—We are always disguised: the higher a man's nature the more is he in need of remaining incognito. If there be a God, then out of sheer decency He ought only to show Himself on earth in the form of a man.

—We are capable of otium, of the unconditional conviction that although a handicraft does not shame one in any sense, it certainly reduces one's rank. However much we may respect "industry," and know how to give it its due, we do not appreciate it in a bourgeois sense, or after the manner of those insatiable and cackling artists who, like hens, cackle and lay eggs, and cackle again.

—We protect artists and poets and any one who happens to be a master in something; but as creatures of a higher order than those, who only know how to do something, who are only "productive men," we do not confound ourselves with them.

—We find joy in all forms and ceremonies; we would fain foster everything formal, and we are convinced that courtesy is one of the greatest virtues; we feel suspicious of every kind of laisser aller, including the freedom of the press and of thought; because, under such conditions, the intellect grows easy-going and coarse, and stretches its limbs.
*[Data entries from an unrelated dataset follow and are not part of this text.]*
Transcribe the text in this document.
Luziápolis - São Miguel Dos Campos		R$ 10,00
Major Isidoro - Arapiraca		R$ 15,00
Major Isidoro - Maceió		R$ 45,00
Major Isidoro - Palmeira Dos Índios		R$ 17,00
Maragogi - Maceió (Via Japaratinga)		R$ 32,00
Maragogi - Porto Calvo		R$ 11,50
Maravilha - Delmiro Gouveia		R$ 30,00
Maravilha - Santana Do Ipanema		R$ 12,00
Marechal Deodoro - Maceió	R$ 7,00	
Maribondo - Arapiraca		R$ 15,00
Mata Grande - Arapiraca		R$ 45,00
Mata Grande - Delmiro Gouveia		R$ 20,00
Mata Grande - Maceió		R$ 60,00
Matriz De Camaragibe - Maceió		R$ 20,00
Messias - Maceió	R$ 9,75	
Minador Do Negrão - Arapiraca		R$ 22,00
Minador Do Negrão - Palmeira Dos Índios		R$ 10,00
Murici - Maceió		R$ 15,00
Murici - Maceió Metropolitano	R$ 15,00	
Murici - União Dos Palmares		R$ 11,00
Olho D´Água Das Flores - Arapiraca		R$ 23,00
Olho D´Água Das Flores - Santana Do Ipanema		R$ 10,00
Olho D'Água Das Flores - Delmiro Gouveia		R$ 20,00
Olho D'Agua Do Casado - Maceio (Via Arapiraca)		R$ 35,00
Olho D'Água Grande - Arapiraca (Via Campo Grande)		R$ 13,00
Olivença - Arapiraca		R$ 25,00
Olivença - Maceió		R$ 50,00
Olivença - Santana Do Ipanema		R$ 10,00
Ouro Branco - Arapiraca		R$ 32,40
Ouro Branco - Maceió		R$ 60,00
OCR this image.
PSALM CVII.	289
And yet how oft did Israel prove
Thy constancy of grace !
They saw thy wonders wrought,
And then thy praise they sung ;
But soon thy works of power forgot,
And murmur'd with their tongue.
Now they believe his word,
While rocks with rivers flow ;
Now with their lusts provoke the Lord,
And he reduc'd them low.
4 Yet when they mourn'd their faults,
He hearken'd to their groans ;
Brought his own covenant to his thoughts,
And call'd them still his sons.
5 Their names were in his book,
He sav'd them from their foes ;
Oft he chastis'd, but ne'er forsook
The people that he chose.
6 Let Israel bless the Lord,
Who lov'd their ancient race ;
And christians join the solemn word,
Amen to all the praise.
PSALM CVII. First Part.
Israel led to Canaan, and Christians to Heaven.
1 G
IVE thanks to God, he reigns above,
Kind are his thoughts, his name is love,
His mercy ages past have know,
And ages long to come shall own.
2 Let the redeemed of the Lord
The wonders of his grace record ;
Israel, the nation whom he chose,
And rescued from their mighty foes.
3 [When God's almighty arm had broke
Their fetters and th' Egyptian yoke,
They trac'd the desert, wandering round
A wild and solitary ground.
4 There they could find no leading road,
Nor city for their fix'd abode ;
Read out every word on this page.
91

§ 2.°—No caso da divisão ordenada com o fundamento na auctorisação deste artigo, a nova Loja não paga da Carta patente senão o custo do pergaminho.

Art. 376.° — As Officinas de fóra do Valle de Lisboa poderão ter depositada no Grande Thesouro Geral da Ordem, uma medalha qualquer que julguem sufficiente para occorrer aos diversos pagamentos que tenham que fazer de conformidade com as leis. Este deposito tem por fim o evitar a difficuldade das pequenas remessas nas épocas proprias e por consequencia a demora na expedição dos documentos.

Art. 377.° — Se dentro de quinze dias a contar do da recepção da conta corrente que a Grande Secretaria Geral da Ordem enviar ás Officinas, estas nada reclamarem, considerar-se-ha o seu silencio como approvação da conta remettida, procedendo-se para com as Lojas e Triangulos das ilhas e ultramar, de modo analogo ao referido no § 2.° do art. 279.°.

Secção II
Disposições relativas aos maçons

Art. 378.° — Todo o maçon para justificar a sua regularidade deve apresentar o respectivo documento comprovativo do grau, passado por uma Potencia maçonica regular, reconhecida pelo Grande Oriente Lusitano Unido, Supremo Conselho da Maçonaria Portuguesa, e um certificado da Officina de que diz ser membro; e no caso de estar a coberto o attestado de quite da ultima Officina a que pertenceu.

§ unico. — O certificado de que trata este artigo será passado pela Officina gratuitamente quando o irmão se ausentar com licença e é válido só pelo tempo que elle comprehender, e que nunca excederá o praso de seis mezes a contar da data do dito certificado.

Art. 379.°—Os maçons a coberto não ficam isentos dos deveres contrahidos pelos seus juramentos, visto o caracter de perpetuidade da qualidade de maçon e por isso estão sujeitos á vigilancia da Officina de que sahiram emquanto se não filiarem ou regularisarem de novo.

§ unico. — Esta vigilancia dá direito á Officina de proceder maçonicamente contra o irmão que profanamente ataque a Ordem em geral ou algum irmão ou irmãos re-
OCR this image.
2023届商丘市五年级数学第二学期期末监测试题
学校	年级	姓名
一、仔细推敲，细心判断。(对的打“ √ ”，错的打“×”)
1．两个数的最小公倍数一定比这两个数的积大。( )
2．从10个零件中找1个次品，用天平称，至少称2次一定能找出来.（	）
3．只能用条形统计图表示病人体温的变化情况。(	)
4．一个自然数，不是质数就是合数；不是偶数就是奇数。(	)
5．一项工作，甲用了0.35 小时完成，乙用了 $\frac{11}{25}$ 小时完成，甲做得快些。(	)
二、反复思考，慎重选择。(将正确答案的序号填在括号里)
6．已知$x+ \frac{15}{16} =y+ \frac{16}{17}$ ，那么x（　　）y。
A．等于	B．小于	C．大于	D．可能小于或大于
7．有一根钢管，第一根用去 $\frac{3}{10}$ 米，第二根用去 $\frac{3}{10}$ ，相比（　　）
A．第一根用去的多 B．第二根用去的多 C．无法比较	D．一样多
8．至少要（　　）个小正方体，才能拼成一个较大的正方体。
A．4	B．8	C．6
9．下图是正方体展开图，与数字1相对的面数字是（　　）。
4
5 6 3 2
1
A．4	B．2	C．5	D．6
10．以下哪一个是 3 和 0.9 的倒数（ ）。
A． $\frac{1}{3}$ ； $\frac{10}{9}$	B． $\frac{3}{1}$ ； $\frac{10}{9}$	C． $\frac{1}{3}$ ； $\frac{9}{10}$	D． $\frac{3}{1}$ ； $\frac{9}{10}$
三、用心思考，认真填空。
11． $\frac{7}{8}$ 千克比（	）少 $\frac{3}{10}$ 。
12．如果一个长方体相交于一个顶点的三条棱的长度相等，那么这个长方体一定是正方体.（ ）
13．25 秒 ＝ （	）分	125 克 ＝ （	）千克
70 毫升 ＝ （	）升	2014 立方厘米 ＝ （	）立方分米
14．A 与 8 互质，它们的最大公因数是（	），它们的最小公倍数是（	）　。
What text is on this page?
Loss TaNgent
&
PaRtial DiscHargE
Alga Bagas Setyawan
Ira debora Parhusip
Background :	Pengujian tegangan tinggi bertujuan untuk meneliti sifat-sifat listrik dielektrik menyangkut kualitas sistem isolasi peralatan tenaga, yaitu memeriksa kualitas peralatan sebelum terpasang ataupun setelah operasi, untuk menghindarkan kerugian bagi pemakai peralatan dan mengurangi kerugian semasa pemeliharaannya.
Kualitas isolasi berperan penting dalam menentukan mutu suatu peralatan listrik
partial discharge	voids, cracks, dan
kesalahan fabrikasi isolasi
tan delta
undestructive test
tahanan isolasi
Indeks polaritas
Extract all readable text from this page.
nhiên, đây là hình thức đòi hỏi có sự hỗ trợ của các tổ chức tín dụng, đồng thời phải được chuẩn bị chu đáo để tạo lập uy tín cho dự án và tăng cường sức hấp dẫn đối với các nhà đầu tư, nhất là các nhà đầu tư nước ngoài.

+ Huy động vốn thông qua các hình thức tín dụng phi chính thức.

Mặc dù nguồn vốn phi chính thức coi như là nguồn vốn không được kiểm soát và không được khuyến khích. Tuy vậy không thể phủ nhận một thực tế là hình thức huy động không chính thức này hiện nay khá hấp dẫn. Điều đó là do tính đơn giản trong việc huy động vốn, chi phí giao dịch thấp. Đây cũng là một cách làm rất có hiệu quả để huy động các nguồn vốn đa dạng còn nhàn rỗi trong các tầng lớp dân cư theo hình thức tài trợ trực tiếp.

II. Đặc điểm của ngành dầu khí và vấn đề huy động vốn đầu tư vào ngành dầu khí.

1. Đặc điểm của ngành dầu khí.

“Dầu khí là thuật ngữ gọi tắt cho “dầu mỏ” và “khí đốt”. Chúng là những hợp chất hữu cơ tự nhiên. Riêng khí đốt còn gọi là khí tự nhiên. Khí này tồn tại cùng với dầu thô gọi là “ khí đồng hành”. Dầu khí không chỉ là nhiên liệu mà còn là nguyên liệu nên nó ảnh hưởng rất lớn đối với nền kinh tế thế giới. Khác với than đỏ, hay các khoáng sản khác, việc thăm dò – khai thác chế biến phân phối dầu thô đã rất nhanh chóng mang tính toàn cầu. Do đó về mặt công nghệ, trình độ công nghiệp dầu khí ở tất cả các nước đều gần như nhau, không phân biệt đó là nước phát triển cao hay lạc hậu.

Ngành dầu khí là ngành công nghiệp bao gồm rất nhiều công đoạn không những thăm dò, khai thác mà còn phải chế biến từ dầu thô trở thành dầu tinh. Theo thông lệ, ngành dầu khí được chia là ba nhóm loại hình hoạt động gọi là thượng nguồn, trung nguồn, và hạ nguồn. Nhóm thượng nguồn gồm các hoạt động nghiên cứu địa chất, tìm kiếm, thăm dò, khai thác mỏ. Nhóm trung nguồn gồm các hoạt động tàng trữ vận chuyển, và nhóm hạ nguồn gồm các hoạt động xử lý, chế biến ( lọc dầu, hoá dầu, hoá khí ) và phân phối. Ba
—We take pleasure in women as in a perhaps daintier, more delicate, and more ethereal kind of creature. What a treat it is to meet creatures who have only dancing and nonsense and finery in their minds! They have always been the delight of every tense and profound male soul, whose life is burdened with heavy responsibilities.

—We take pleasure in princes and in priests, because in big things, as in small, they actually uphold the belief in the difference of human values, even in the estimation of the past, and at least symbolically.

—We are able to keep silence i but we do not breathe a word of this in the presence of listeners.

—We are able to endure long enmities: we lack the power of easy reconciliations.

—We have a loathing of demagogism, of enlightenment, of amiability, and plebeian familiarity.

—We collect precious things, the needs of higher and fastidious souls; we wish to possess nothing in common. We want to have our own books, our own landscapes.